Helium isotopes are useful for tracing terrestrial water movement and calculating residence times, which have important implications for radioactive waste disposal and carbon capture and storage projects. Helium concentrations are generally measured directly in water samples; however, this is not always possible. In this scenario, the He concentration equilibrium between pore waters and He accessible volumes (e.g., fluid inclusions, hereafter HAV) in minerals (e.g., quartz) can be utilized to determine He concentrations.

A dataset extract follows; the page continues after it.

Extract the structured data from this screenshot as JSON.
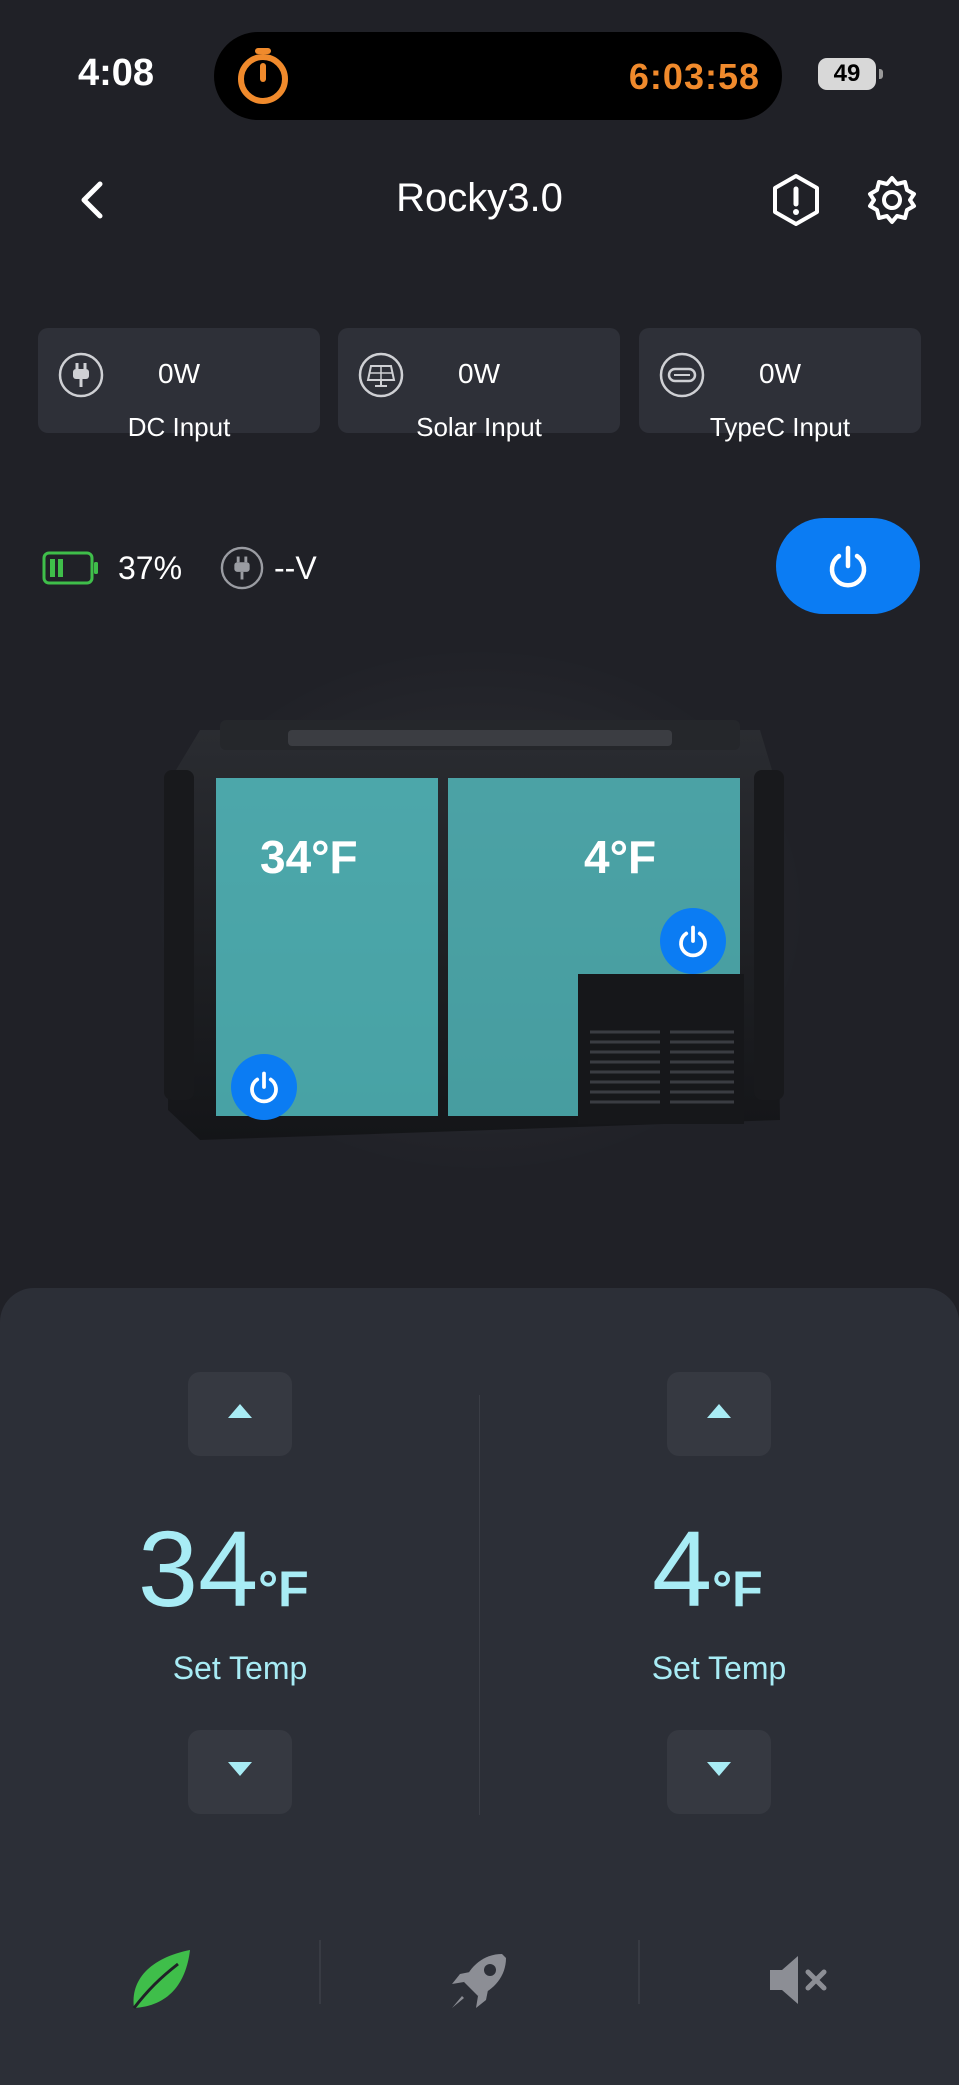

In this study, the He partial pressure was measured in HAVs of quartz grains collected from cores of the Kola Super Deep Borehole (KSDB) using isothermal He extraction/saturation experiments. A large fraction of He was released from these samples during the first interval of isothermal heating, indicating a destruction of the unstable HAVs, likely due to decrepitation of fluid inclusions. We present a new approach to calculate He partial pressures using only the He fraction released from the stable HAVs. This approach gives a He partial pressure pHe of ≅ 1.5 atm at depths of ~ 10 km. When combined with solubility data, this value suggests a high He concentration in the deep pore waters nearby the KSDB, ≅ 1.3 × 10−6 mol (cc H2O)−1, indicating a long residence time of He atoms in a deep water – mineral system, close to the age of the regional metamorphism (≅1700 Ma). The 3He/4He in the deep KSDB quartz samples (and the pore waters) are ~ 3 × 10−8, typical of radiogenic He generated in 10 km deep Archean rocks of the KSDB. Importantly, external fluxes are not needed to explain He isotope abundances in rocks, minerals and pore waters at these depths.